No plano interno o governo também sofreu desgastes, principalmente com o programa Fome Zero e as ações do MST. O principal programa social de Lula sofreu com a falta de organização e ficou marcado na opinião pública por episódios caricatos, como o cheque com o cachê de Gisele Bündchen, que permaneceu mais de um mês na gaveta de sua empresária Mônica Monteiro por não ter sido aberta uma conta bancária para depositá-lo.

“O Programa Fome Zero é um ícone bem conceituado, mas de ação zero. Sobram pessoas de planejamento e faltam pessoas de ação, como gerentes e operadores”, ressalta Torquato.

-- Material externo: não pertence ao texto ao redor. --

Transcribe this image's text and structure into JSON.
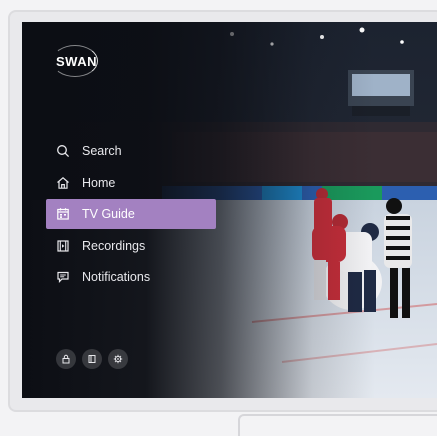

Fonseca também aponta as “trapalhadas” do Programa e tenta justificar a suposta falta de ação da gestão Lula. “O Governo Federal é realidade muito complexa. Em cada Estado há representantes importantes de cada Ministério, mais as fundações, autarquias, a Polícia Federal, a Receita Federal, agências de controle. Apenas metade dos 20 mil cargos de confiança foi preenchida até agora”, relativiza o professor da PUC.

O MST logo deixou claro que não vai dar trégua ao governo do PT, mesmo tendo considerado o presidente Luiz Inácio Lula da Silva um aliado. Desde o início de março, o movimento promoveu invasões de fazendas, fez manifestações, ocupou sedes estaduais do Incra, agências do INSS e prefeituras.

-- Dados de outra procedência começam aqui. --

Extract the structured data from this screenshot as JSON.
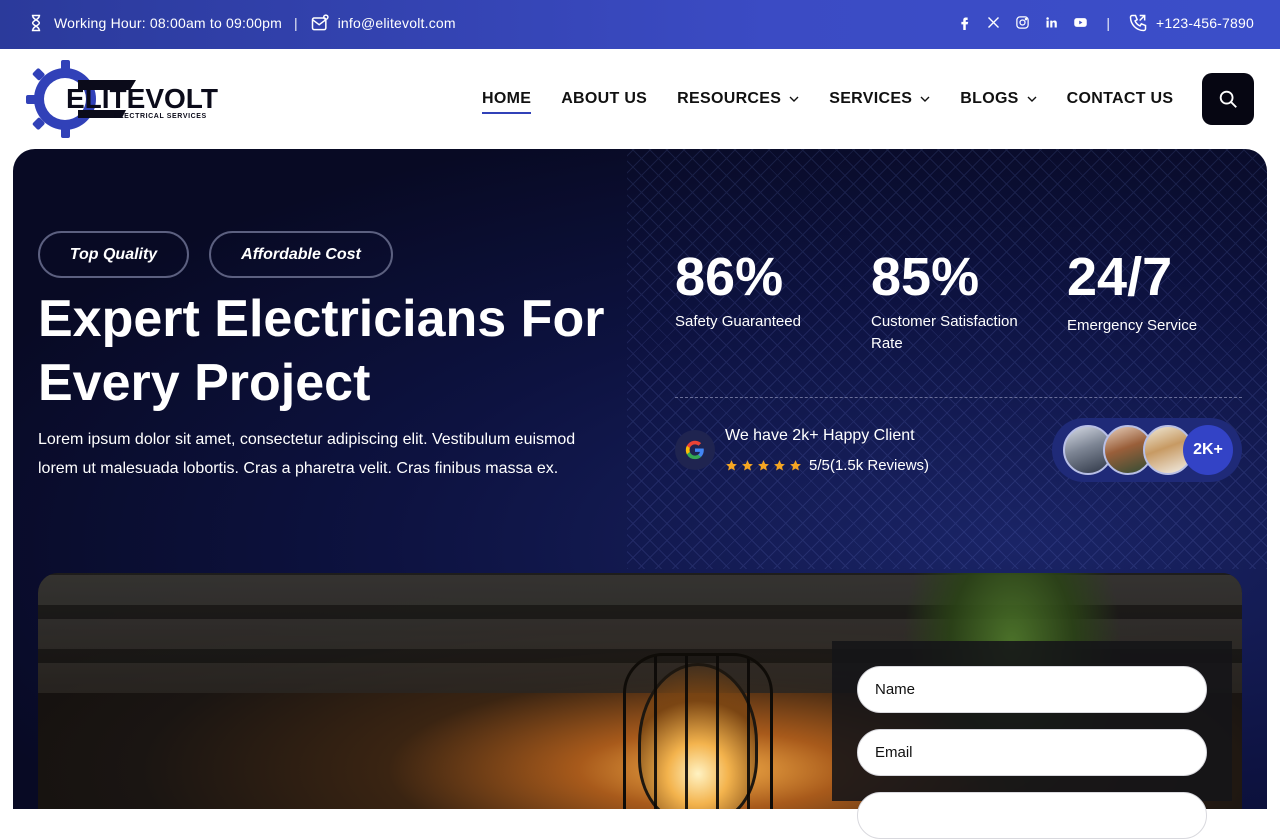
{
  "topbar": {
    "hours": "Working Hour: 08:00am to 09:00pm",
    "email": "info@elitevolt.com",
    "phone": "+123-456-7890",
    "separator": "|",
    "social": [
      "facebook-icon",
      "x-icon",
      "instagram-icon",
      "linkedin-icon",
      "youtube-icon"
    ]
  },
  "brand": {
    "name": "ELITEVOLT",
    "tagline": "ELECTRICAL SERVICES"
  },
  "nav": {
    "items": [
      {
        "label": "HOME",
        "dropdown": false,
        "active": true
      },
      {
        "label": "ABOUT US",
        "dropdown": false,
        "active": false
      },
      {
        "label": "RESOURCES",
        "dropdown": true,
        "active": false
      },
      {
        "label": "SERVICES",
        "dropdown": true,
        "active": false
      },
      {
        "label": "BLOGS",
        "dropdown": true,
        "active": false
      },
      {
        "label": "CONTACT US",
        "dropdown": false,
        "active": false
      }
    ]
  },
  "hero": {
    "tags": [
      "Top Quality",
      "Affordable Cost"
    ],
    "title_line1": "Expert Electricians For",
    "title_line2": "Every Project",
    "lead_line1": "Lorem ipsum dolor sit amet, consectetur adipiscing elit. Vestibulum euismod",
    "lead_line2": "lorem ut malesuada lobortis. Cras a pharetra velit. Cras finibus massa ex.",
    "stats": [
      {
        "value": "86%",
        "label_line1": "Safety Guaranteed",
        "label_line2": ""
      },
      {
        "value": "85%",
        "label_line1": "Customer Satisfaction",
        "label_line2": "Rate"
      },
      {
        "value": "24/7",
        "label_line1": "Emergency Service",
        "label_line2": ""
      }
    ],
    "review_title": "We have 2k+ Happy Client",
    "rating_text": "5/5(1.5k Reviews)",
    "rating_stars": 5,
    "clients_count": "2K+"
  },
  "form": {
    "name_placeholder": "Name",
    "email_placeholder": "Email"
  },
  "colors": {
    "topbar": "#3141b8",
    "accent": "#3343c6",
    "hero_bg": "#0b0f33",
    "star": "#f5a623"
  }
}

Os sem-terra prometem acentuar as ocupações a partir de 17 de abril, data que
rememoram massacre de 19 sem-terra em Eldorado Carajás – para pressionar o Executivo a realizar a reforma agrária. “Não podemos parar tudo porque agora é Lula”, disse em março João Paulo Rodrigues, um dos dirigentes nacionais do movimento.

“O MST não pertence ao PT e precisam ser independentes para o bem da democracia. Mas com as invasões o movimento acaba dando combustível para os adversários da reforma agrária. Pode haver um desgaste desnecessário do governo”, afirma Fonseca. Ele lembra que a gestão petista sinaliza maior abertura à negociação, já que a escolha dos próprios superintendentes do Incra (Instituto Nacional de Colonização e Reforma Agrária) passa por consulta aos sem-terra.

“Até agora, a postura do presidente foi de permissividade. Quando começar a onda de invasões o governo terá de decidir se está ao lado da lei ou da ocupação de terra”, analisa Torquato.

Novidade

Um assunto que estava fora das expectativas para os 100 primeiros dias e que foi posto à mesa nesse governo, segundo Fonseca, é o papel dos Estados e municípios na Federação.

“Lula e os ministros se reúnem constantemente com os governadores e com os prefeitos. Isso mostra que há disposição de entrar em acordo sobre qual os limites e funções de cada ente no Pacto Federativo”, avalia o especialista. Apesar de estar ainda “em estágio embrionário”, a revisão do Pacto Federativo deve redefinir os serviços de responsabilidade de cada esfera governamental e a divisão dos impostos arrecadados.